Here’s what mine does:
I show a popup screen with a spinner to indicate to the user that we are processing the request (Steps 1 and 2 below.) I then take the code provided by Google and go get an Access token, and store what is given to me on the user record. Lastly, I usually redirect to another page, or perform some action (like import contacts.)
Catching the code and getting a token is done by grabbing a url parameter and using the “Access Token” call we created in the GOOG api:
The value for “(parameter) code” is captured like this:
The value for “(paramter) redirect_uri” is a url string. For this demo it would be https://app.mydomain.com/version-test/catch_token
Now it is time to save to our db, what Google provides:
You can see that I’m actually also saving the token type from Google, but this is currently always “Bearer” so not exactly required. The three you need are the access_token, the refresh_token and the datetime of expiration. These all come from the previous step as shown. Google provides expiration as a number of seconds from when it generated the token, so I chose to store that as the current date/time plus the seconds they provide, giving me the datetime of when the token will no longer be valid.
We refresh the access token, using the refresh token. Anytime I’m about to make an api call, I check the user record to see if the token has expired.
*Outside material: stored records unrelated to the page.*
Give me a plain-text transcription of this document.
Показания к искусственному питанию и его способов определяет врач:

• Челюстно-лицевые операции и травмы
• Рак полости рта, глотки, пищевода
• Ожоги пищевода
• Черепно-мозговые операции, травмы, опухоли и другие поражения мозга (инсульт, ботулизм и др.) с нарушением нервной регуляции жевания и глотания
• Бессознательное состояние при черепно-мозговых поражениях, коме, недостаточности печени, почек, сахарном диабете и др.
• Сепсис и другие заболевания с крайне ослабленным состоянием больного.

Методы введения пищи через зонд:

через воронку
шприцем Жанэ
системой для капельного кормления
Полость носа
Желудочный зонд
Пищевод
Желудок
If it has, I trigger a refresh, if not, I just hit the actual api call.
The refresh is an action calling the Refresh GOOG token api call we created earlier. You pass the refresh token, and you get back a new access token and new expiration. Save the access token and expiration as you did in the original auth, overwriting the current values. The refresh token never changes.
One note, in testing if you don’t properly save the refresh token, you will never see it again. To get around that, simple go to https://myaccount.google.com/permissions and revoke access to your app.
The actual API call
Now, you are ready to make calls when you need data or take action. Using the sample above as a guide, just create calls that always have the authorization header, but then have the unique parameters and url you need. I think the hard part is the auth, so I’m just stopping here!!!
I have not really proof-read this, so please let me know if you run into trouble–it is very likely I missed something. I’ll be happy to edit so everybody has a good set of instructions in the future.